To address it, Ek has adopted the same tone and approach as tech CEOs before him, rolling out ‘content advisory’ warnings on all podcasts discussing Covid-19 and highlighting the fine line between content moderation and censorship.

But for Spotify to align itself with this same approach, and cry ‘challenges of content moderation’ when it comes to its relationship with Rogan, takes a world of digital natives for fools.

Rogan, the stand-up comedian and podcast host, revealed his podcast, the Joe Rogan Experience, would be moving exclusively to Spotify in 2021 in a $100 million ‘multi-year exclusive licensing deal’, taking his millions of fans with him to boost Spotify’s user base, which now stands at almost 400 million.

Only now, after Neil Young’s stand against the platform’s partnership with Rogan threatens a domino effect of artists cashing out their pennies and leaving the platform, has Spotify sought to show a slither of transparency over its platform guidelines and a partial commitment to Covid misinformation.
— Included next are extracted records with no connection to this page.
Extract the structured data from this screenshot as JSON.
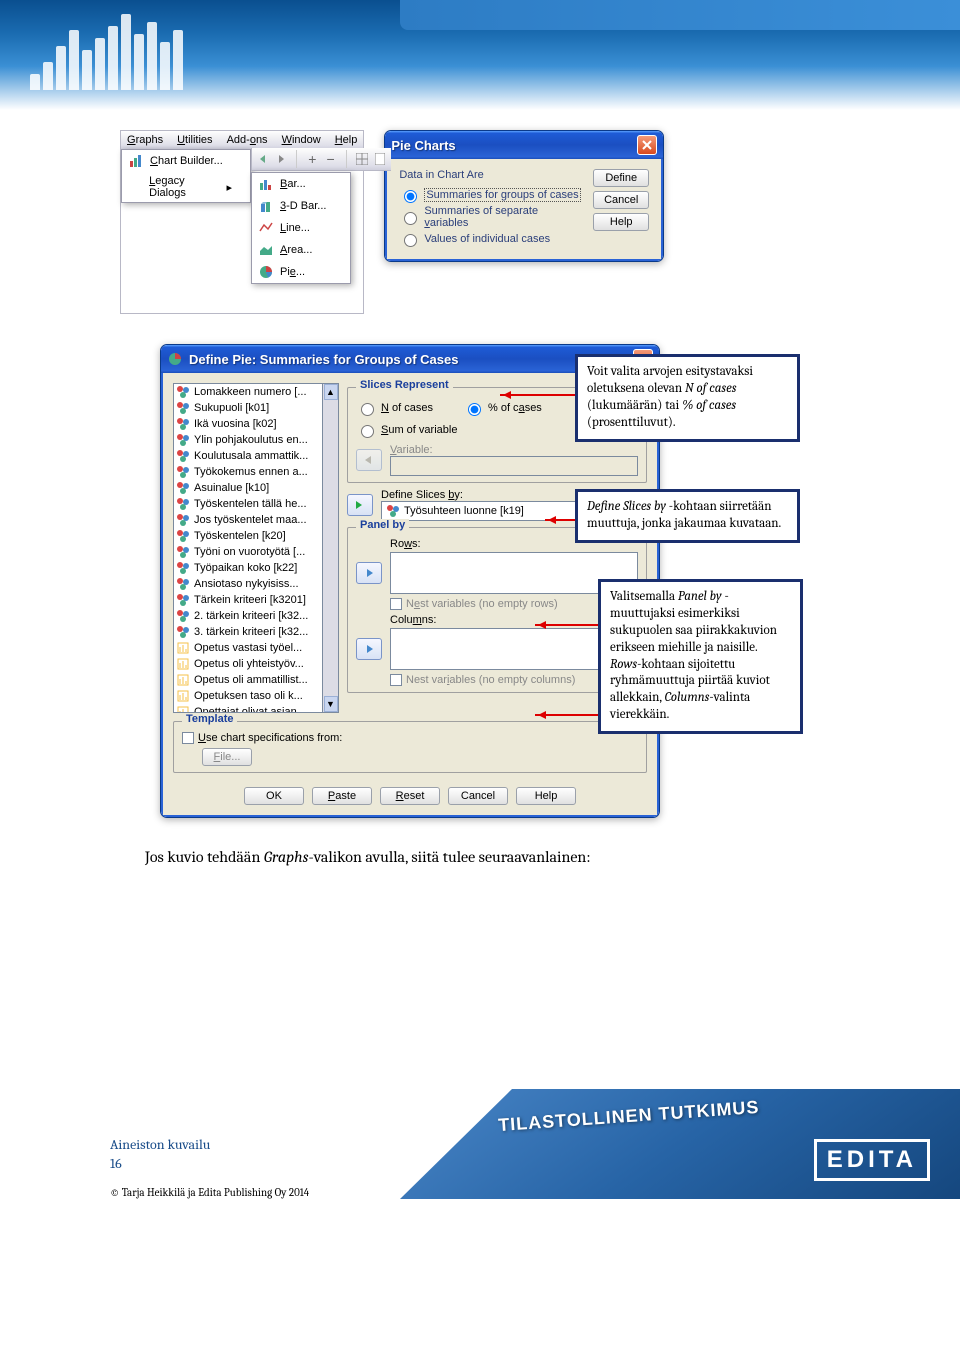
{
  "menubar": {
    "graphs": "Graphs",
    "utilities": "Utilities",
    "addons": "Add-ons",
    "window": "Window",
    "help": "Help"
  },
  "menu1": {
    "chartbuilder": "Chart Builder...",
    "legacy": "Legacy Dialogs",
    "arrow": "▸"
  },
  "submenu": {
    "bar": "Bar...",
    "bar3d": "3-D Bar...",
    "line": "Line...",
    "area": "Area...",
    "pie": "Pie..."
  },
  "pie_dlg": {
    "title": "Pie Charts",
    "section": "Data in Chart Are",
    "r1": "Summaries for groups of cases",
    "r2": "Summaries of separate variables",
    "r3": "Values of individual cases",
    "btn_define": "Define",
    "btn_cancel": "Cancel",
    "btn_help": "Help"
  },
  "define": {
    "title": "Define Pie: Summaries for Groups of Cases",
    "vars": [
      "Lomakkeen numero [...",
      "Sukupuoli [k01]",
      "Ikä vuosina [k02]",
      "Ylin pohjakoulutus en...",
      "Koulutusala ammattik...",
      "Työkokemus ennen a...",
      "Asuinalue [k10]",
      "Työskentelen tällä he...",
      "Jos työskentelet maa...",
      "Työskentelen [k20]",
      "Työni on vuorotyötä [...",
      "Työpaikan koko [k22]",
      "Ansiotaso nykyisiss...",
      "Tärkein kriteeri [k3201]",
      "2. tärkein kriteeri [k32...",
      "3. tärkein kriteeri [k32...",
      "Opetus vastasi työel...",
      "Opetus oli yhteistyöv...",
      "Opetus oli ammatillist...",
      "Opetuksen taso oli k...",
      "Opettajat olivat asian..."
    ],
    "slices": "Slices Represent",
    "n_of_cases": "N of cases",
    "pct_of_cases": "% of cases",
    "sum_var": "Sum of variable",
    "variable": "Variable:",
    "define_slices": "Define Slices by:",
    "slice_var": "Työsuhteen luonne [k19]",
    "panel_by": "Panel by",
    "rows": "Rows:",
    "cols": "Columns:",
    "nest_rows": "Nest variables (no empty rows)",
    "nest_cols": "Nest variables (no empty columns)",
    "template": "Template",
    "use_spec": "Use chart specifications from:",
    "file": "File...",
    "ok": "OK",
    "paste": "Paste",
    "reset": "Reset",
    "cancel": "Cancel",
    "help": "Help",
    "underline_u": "U"
  },
  "callouts": {
    "c1": "Voit valita arvojen esitystavaksi oletuksena olevan N of cases (lukumäärän) tai % of cases (prosenttiluvut).",
    "c1_html": "Voit valita arvojen esitystavaksi oletuksena olevan <em>N of cases</em> (lukumäärän) tai <em>% of cases</em> (prosenttiluvut).",
    "c2_html": "<em>Define Slices by</em> -kohtaan siirretään muuttuja, jonka jakaumaa kuvataan.",
    "c3_html": "Valitsemalla <em>Panel by</em> -muuttujaksi esimerkiksi sukupuolen saa piirakkakuvion erikseen miehille ja naisille. <em>Rows</em>-kohtaan sijoitettu ryhmämuuttuja piirtää kuviot allekkain, <em>Columns</em>-valinta vierekkäin."
  },
  "bodytext": "Jos kuvio tehdään Graphs-valikon avulla, siitä tulee seuraavanlainen:",
  "bodytext_html": "Jos kuvio tehdään <em>Graphs</em>-valikon avulla, siitä tulee seuraavanlainen:",
  "footer": {
    "section": "Aineiston kuvailu",
    "page": "16",
    "copy": "© Tarja Heikkilä ja Edita Publishing Oy 2014",
    "brand": "TILASTOLLINEN TUTKIMUS",
    "logo": "EDITA"
  }
}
While social media companies contend with a constant barrage of user-generated content to check for misinformation, violence and threats, Spotify licensed a figure who courts controversy and espouses Covid misinformation as one of ‘culture’s leading voices’ to have full creative control.

It’s only right we question Ek’s claim that Spotify, almost two years into the pandemic, will now “take this seriously”.